En plus d’être condamnés à recevoir 74 coups de fouet, ils devront purger une peine d’emprisonnement pour avoir présenté des spectacles en Iran.   

Consequence of Sound rapporte les faits à l’origine du contentieux. L’histoire remonte à 2015, quand les deux musiciens Nikan «Siyanor» Khosravi et Arash «Chemical» Ilkhani ont été arrêtés par le Corps des gardiens de la révolution islamique, une organisation paramilitaire iranienne.   

Si l’histoire remonte à quelques années, la sentence a été officiellement prononcée le 3 juillet dernier.   

Les deux musiciens, âgés de 21 et 23 ans, sont tous deux accusés de blasphème pour avoir exprimé des idées allant à l’encontre de la religion dans leurs pièces. On leur reproche aussi de se prononcer contre le régime iranien par leur musique.   

Au départ, Khosravi devait être incarcéré durant 12 ans et demi, et Ilkhani en avait pour 6 ans. Sa sentence avait été diminuée à deux ans à la suite d’une nouvelle décision des autorités judiciaires de Téhéran.    

Loudwire a d’ailleurs obtenu une copie du document officiel regroupant les chefs d’accusation visant Confess. On les accuse, entre autres, d’avoir «insulté le caractère sacré de l’islam», en plus d’avoir «troublé l’opinion publique en produisant une musique contenant des paroles contre le régime au contenu insultant».   

Confess est également blâmé pour avoir accordé des entrevues aux «médias de l’opposition», ce qui aurait eu pour effet d’«insulter le guide suprême et le président.»    

De plus, Nikan «Siyanor» Khosravi et Arash «Chemical» Ilkhani ont accordé des entrevues à des radios étrangères, ce qui a pu aggraver leur dossier déjà fort accablant aux yeux des autorités.   

Selon Khosravi, le groupe a profité d’une lacune dans la charia pour échapper à la peine capitale. En entrevue avec Loudwire, il a résumé la subtilité judiciaire qui leur a permis d’échapper à une exécution.   

«Si tu insultes le prophète, tu vas être exécuté. Parce qu’il est mort et qu’il ne peut se défendre. Mais si tu blasphèmes contre Dieu en remettant en cause son existence, il peut te pardonner.
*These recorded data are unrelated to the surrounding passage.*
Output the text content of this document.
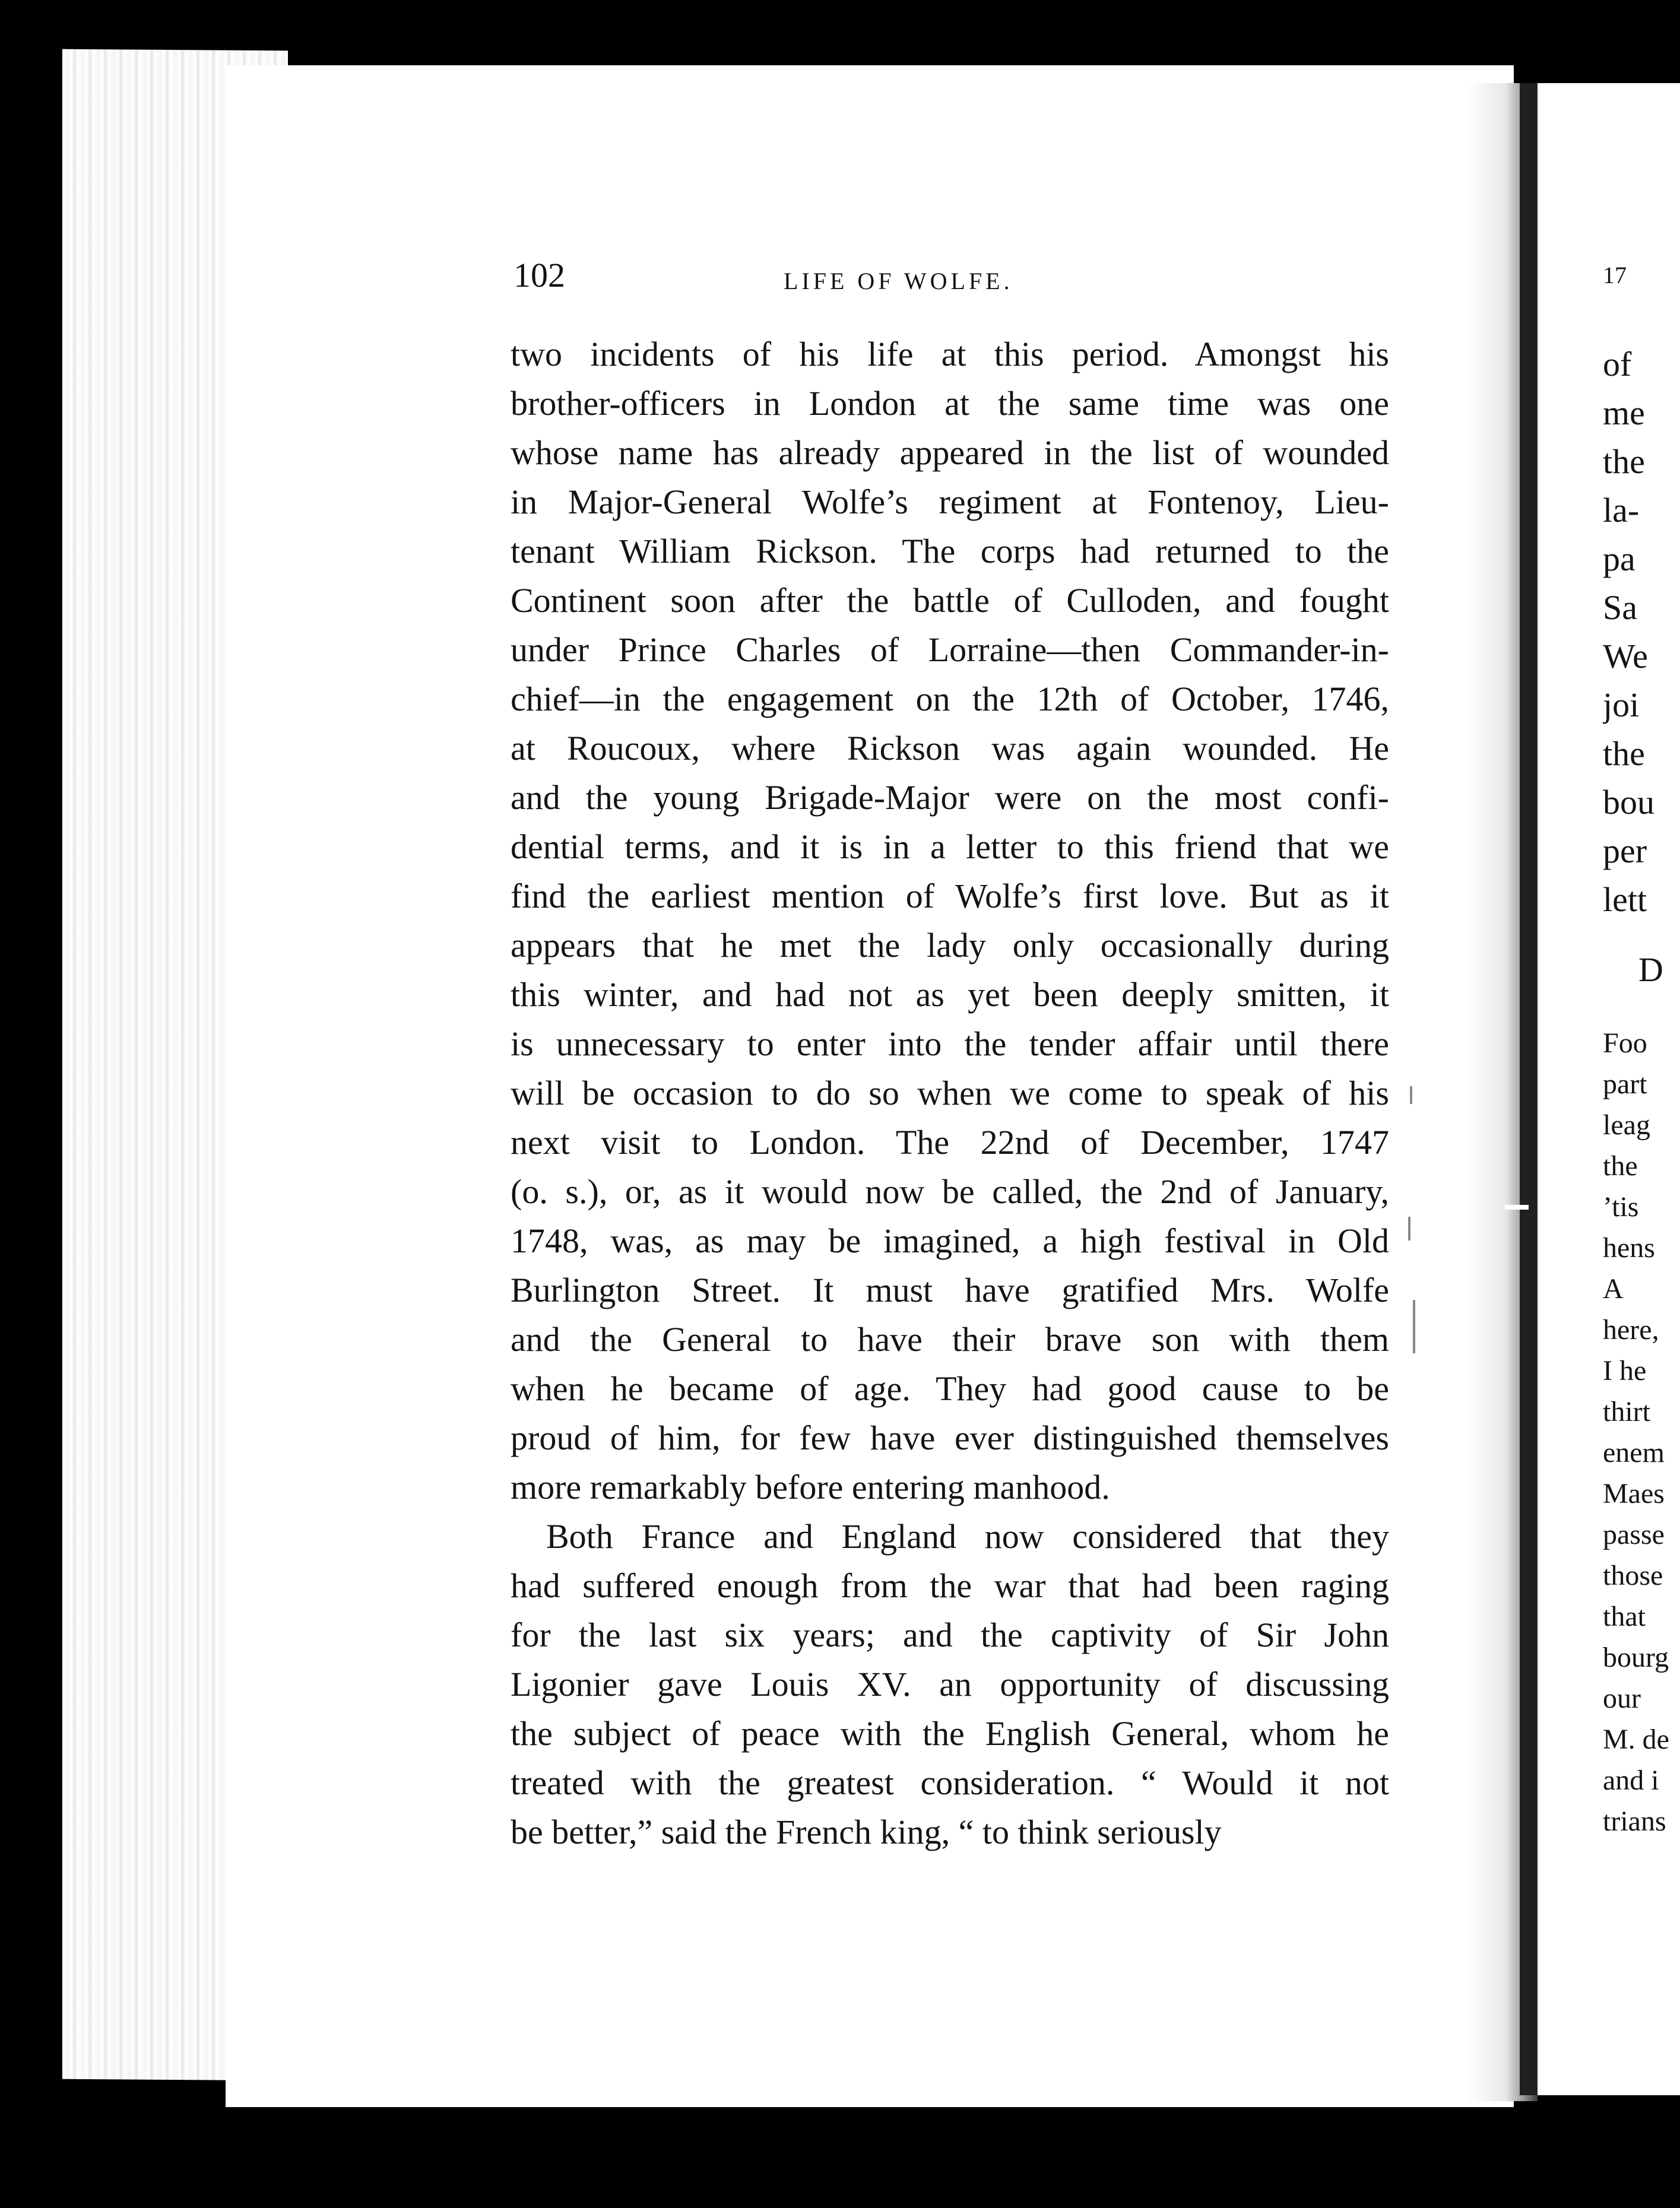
102	LIFE OF WOLFE.
two incidents of his life at this period. Amongst his
brother-officers in London at the same time was one
whose name has already appeared in the list of wounded
in Major-General Wolfe’s regiment at Fontenoy, Lieu-
tenant William Rickson. The corps had returned to the
Continent soon after the battle of Culloden, and fought
under Prince Charles of Lorraine—then Commander-in-
chief—in the engagement on the 12th of October, 1746,
at Roucoux, where Rickson was again wounded. He
and the young Brigade-Major were on the most confi-
dential terms, and it is in a letter to this friend that we
find the earliest mention of Wolfe’s first love. But as it
appears that he met the lady only occasionally during
this winter, and had not as yet been deeply smitten, it
is unnecessary to enter into the tender affair until there
will be occasion to do so when we come to speak of his
next visit to London. The 22nd of December, 1747
(o. s.), or, as it would now be called, the 2nd of January,
1748, was, as may be imagined, a high festival in Old
Burlington Street. It must have gratified Mrs. Wolfe
and the General to have their brave son with them
when he became of age. They had good cause to be
proud of him, for few have ever distinguished themselves
more remarkably before entering manhood.
Both France and England now considered that they
had suffered enough from the war that had been raging
for the last six years; and the captivity of Sir John
Ligonier gave Louis XV. an opportunity of discussing
the subject of peace with the English General, whom he
treated with the greatest consideration. “ Would it not
be better,” said the French king, “ to think seriously
17
of
me
the
la-
pa
Sa
We
joi
the
bou
per
lett
D
Foo
part
leag
the
’tis
hens
A
here,
I he
thirt
enem
Maes
passe
those
that
bourg
our
M. de
and i
trians
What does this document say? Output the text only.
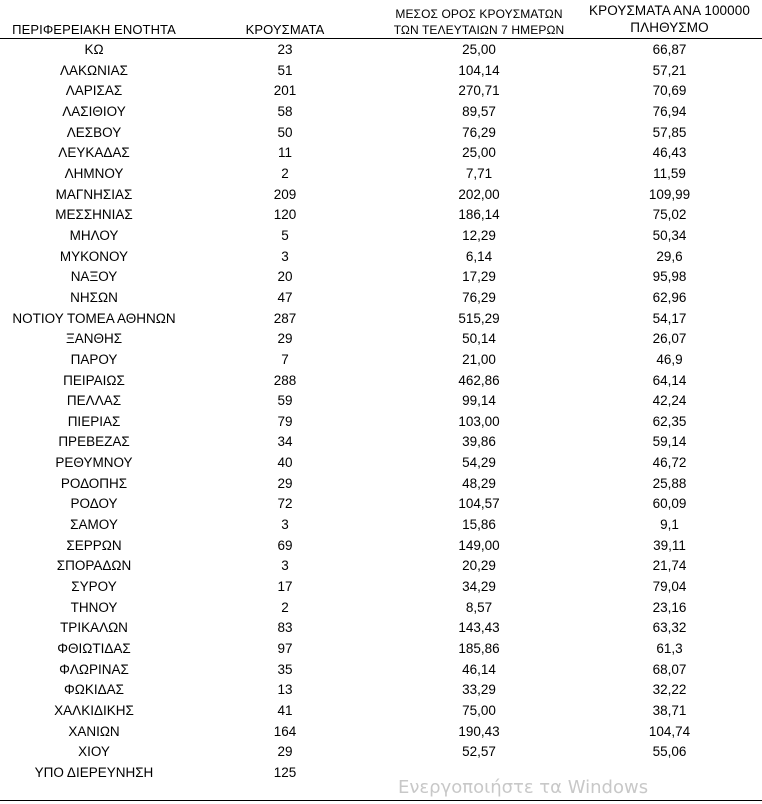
ΠΕΡΙΦΕΡΕΙΑΚΗ ΕΝΟΤΗΤΑ	ΚΡΟΥΣΜΑΤΑ
ΜΕΣΟΣ ΟΡΟΣ ΚΡΟΥΣΜΑΤΩΝ
ΤΩΝ ΤΕΛΕΥΤΑΙΩΝ 7 ΗΜΕΡΩΝ
ΚΡΟΥΣΜΑΤΑ ΑΝΑ 100000
ΠΛΗΘΥΣΜΟ
ΚΩ	23	25,00	66,87
ΛΑΚΩΝΙΑΣ	51	104,14	57,21
ΛΑΡΙΣΑΣ	201	270,71	70,69
ΛΑΣΙΘΙΟΥ	58	89,57	76,94
ΛΕΣΒΟΥ	50	76,29	57,85
ΛΕΥΚΑΔΑΣ	11	25,00	46,43
ΛΗΜΝΟΥ	2	7,71	11,59
ΜΑΓΝΗΣΙΑΣ	209	202,00	109,99
ΜΕΣΣΗΝΙΑΣ	120	186,14	75,02
ΜΗΛΟΥ	5	12,29	50,34
ΜΥΚΟΝΟΥ	3	6,14	29,6
ΝΑΞΟΥ	20	17,29	95,98
ΝΗΣΩΝ	47	76,29	62,96
ΝΟΤΙΟΥ ΤΟΜΕΑ ΑΘΗΝΩΝ	287	515,29	54,17
ΞΑΝΘΗΣ	29	50,14	26,07
ΠΑΡΟΥ	7	21,00	46,9
ΠΕΙΡΑΙΩΣ	288	462,86	64,14
ΠΕΛΛΑΣ	59	99,14	42,24
ΠΙΕΡΙΑΣ	79	103,00	62,35
ΠΡΕΒΕΖΑΣ	34	39,86	59,14
ΡΕΘΥΜΝΟΥ	40	54,29	46,72
ΡΟΔΟΠΗΣ	29	48,29	25,88
ΡΟΔΟΥ	72	104,57	60,09
ΣΑΜΟΥ	3	15,86	9,1
ΣΕΡΡΩΝ	69	149,00	39,11
ΣΠΟΡΑΔΩΝ	3	20,29	21,74
ΣΥΡΟΥ	17	34,29	79,04
ΤΗΝΟΥ	2	8,57	23,16
ΤΡΙΚΑΛΩΝ	83	143,43	63,32
ΦΘΙΩΤΙΔΑΣ	97	185,86	61,3
ΦΛΩΡΙΝΑΣ	35	46,14	68,07
ΦΩΚΙΔΑΣ	13	33,29	32,22
ΧΑΛΚΙΔΙΚΗΣ	41	75,00	38,71
ΧΑΝΙΩΝ	164	190,43	104,74
ΧΙΟΥ	29	52,57	55,06
ΥΠΟ ΔΙΕΡΕΥΝΗΣΗ	125
Ενεργοποιήστε τα Windows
Voilà pourquoi nous n’avons pas été exécutés.»     

En plus des coups de fouet et de la prison, les autorités réclamaient à Confess une somme équivalente à 30 000$ US. Cette somme représente une amende que le groupe doit payer pour avoir quitté le pays illégalement en avril 2017. Voulant échapper à la condamnation, les musiciens s’étaient envolés pour la Turquie.   

Selon Metal Injection, les deux inculpés ont versé l’argent en février dernier.   

Les deux musiciens sont toujours en Norvège pour le moment. Ils y ont obtenu l’asile et peuvent y exercer leur art.   

Toutes ces mésaventures leur ont bien sûr inspiré une chanson qui ne fera pas la joie des autorités de leur pays d’origine. Le nouveau single s’intitule Evin, un nom inspiré de celui de la prison où ils ont séjourné.   

Leur nouvel album Revenge At All Costs devrait paraître au cours de la prochaine année. Les pièces qui y figureront ont été écrites durant les tribulations judiciaires et l’emprisonnement de deux des membres du groupe.